Good Morning!
Good morning
Morning
moin
morning
Morning
good AM me
morning.
@ordnungswidrig cool. Glad it worked. What stack did you use in the end?
http://Tech.ml and vega
Anyone here got a good suggestion for something like nippy but that writes out records in a file rather than just a big take it or leave it data structure?
file per record?
I've done something before with baldr and record separators, but that felt a bit janky
file per record would overwhelm the OS file handles I think. There are about 2-10 million records
I like the speed of nippy, and the compression is pretty good too, but I lose a lot of compression by needing to split things up and I lose a lot of file efficiency by having each file be a single vector of records that gets read in
probably not the performance you are looking for, but this is the main reason for ednl https://github.com/lambdaisland/edn-lines
thx 🙂
as this is often the eduction channel, I've been looking at @ben.hammond's blog post here: https://juxt.pro/blog/ontheflycollections-with-reducible and thinking that you don't need to have a reducible for the directory of files, you just need a reducible for each file type, you can then have a vector of eduction of those reducibles which would give you all your short circuiting/ reduced? functionality if you did something like
(eduction ;; changed from sequence thanks to Ben Hammond's advice
cat
[(eduction mappify-record (reducible-type-1 file-1))
(eduction mappfiy-record (redcucible-type-1 file-2))])
you can replace sequence with eduction depending on whether or not you want to have the results in memory or recalculate them each time (from what I understand)
(errors of misunderstanding of the blog post are mine)

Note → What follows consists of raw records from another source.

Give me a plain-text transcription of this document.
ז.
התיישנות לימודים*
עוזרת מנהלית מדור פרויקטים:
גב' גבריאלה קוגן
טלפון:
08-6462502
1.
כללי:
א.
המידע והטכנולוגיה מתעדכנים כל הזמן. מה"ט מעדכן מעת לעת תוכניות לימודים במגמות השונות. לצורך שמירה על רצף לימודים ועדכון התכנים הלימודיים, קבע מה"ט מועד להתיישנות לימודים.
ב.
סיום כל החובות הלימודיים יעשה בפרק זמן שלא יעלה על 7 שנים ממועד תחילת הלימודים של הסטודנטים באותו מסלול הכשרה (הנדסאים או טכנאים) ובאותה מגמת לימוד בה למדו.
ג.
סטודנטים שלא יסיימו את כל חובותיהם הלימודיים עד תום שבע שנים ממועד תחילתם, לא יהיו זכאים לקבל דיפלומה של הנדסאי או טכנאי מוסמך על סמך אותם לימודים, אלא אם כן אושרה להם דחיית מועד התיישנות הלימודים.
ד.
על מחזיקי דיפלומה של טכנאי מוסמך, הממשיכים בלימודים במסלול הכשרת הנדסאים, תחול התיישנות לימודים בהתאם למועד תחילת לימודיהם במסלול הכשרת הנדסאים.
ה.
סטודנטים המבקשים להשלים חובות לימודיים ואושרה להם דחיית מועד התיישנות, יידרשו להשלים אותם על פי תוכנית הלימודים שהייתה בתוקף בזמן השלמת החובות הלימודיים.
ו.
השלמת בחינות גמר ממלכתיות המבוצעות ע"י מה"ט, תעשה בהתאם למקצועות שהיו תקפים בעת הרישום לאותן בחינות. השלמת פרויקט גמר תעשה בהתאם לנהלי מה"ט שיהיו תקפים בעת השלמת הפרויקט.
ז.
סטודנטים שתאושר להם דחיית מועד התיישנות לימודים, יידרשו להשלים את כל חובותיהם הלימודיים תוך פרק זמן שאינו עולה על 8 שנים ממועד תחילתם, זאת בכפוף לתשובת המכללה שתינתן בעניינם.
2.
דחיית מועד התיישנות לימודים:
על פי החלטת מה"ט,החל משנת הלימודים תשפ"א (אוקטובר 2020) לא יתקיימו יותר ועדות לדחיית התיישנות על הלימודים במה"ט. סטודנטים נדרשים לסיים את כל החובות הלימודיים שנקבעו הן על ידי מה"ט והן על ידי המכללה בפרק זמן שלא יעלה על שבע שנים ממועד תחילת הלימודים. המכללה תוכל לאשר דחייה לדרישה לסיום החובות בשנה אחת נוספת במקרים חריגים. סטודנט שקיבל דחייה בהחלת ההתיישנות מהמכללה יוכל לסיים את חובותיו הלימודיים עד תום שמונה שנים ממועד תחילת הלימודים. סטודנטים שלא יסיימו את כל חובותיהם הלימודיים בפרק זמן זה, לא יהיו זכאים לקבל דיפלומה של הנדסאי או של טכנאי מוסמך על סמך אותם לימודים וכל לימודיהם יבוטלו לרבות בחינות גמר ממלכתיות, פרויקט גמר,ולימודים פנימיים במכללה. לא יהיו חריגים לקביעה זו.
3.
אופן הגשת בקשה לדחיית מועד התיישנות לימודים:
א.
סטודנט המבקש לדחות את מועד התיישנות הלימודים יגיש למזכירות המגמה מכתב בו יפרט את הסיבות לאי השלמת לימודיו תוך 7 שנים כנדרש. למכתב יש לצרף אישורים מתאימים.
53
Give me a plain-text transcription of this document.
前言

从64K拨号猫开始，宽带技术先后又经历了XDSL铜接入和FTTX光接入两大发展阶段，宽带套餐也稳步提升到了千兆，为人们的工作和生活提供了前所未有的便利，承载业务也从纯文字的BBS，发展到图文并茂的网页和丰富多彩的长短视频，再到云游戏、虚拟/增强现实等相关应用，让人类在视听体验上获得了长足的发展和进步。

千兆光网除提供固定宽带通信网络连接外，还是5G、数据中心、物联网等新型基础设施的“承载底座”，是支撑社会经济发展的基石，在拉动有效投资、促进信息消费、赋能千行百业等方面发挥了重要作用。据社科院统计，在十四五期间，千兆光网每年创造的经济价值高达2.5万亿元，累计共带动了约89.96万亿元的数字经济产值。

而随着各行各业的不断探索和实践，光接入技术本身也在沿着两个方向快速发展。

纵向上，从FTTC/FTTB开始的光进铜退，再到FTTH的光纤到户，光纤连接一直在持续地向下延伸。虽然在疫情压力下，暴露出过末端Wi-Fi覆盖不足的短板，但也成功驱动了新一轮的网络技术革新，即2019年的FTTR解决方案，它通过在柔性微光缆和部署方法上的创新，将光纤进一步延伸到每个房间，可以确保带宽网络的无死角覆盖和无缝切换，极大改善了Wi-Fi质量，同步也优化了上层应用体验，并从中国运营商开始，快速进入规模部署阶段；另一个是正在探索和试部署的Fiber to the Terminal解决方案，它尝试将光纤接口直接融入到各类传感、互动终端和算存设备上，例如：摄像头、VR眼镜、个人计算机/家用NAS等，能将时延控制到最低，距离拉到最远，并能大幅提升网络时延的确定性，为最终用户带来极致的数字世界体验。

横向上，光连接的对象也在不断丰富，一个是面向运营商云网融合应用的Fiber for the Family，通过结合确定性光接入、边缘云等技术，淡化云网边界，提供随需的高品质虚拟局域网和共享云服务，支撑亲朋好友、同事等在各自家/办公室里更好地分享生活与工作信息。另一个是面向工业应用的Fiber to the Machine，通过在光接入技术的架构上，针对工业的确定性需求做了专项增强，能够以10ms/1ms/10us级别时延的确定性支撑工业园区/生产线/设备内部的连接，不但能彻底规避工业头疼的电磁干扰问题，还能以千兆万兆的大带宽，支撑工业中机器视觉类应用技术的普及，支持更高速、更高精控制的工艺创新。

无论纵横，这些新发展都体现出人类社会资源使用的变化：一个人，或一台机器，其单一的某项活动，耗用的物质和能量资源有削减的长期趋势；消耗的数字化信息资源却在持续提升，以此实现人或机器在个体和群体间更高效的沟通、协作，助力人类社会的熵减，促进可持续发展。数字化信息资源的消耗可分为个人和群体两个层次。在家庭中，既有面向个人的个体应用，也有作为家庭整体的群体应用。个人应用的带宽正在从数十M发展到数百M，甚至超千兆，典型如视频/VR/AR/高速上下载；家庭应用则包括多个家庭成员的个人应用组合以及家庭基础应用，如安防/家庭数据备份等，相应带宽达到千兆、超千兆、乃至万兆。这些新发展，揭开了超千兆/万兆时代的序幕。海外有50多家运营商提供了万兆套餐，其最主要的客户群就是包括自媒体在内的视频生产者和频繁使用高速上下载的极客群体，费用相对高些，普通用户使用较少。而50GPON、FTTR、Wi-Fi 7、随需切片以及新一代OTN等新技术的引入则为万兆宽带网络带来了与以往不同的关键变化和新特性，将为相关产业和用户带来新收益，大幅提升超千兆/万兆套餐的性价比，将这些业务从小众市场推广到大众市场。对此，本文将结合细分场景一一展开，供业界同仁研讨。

I think this simplifies the chaining-reducible
bit. I think
the real magic happening in cat
looks like transit, based on fressian, might be the sweet spot? Looks like you can read and write individual objects from a stream. https://cognitect.github.io/transit-clj/#cognitect.transit/read
and there is a reducible friendly wrapper already https://gitlab.com/pjstadig/reducibles
An eduction of a reducible might not implement ISeq
, at which point things start breaking
Ah, TIL.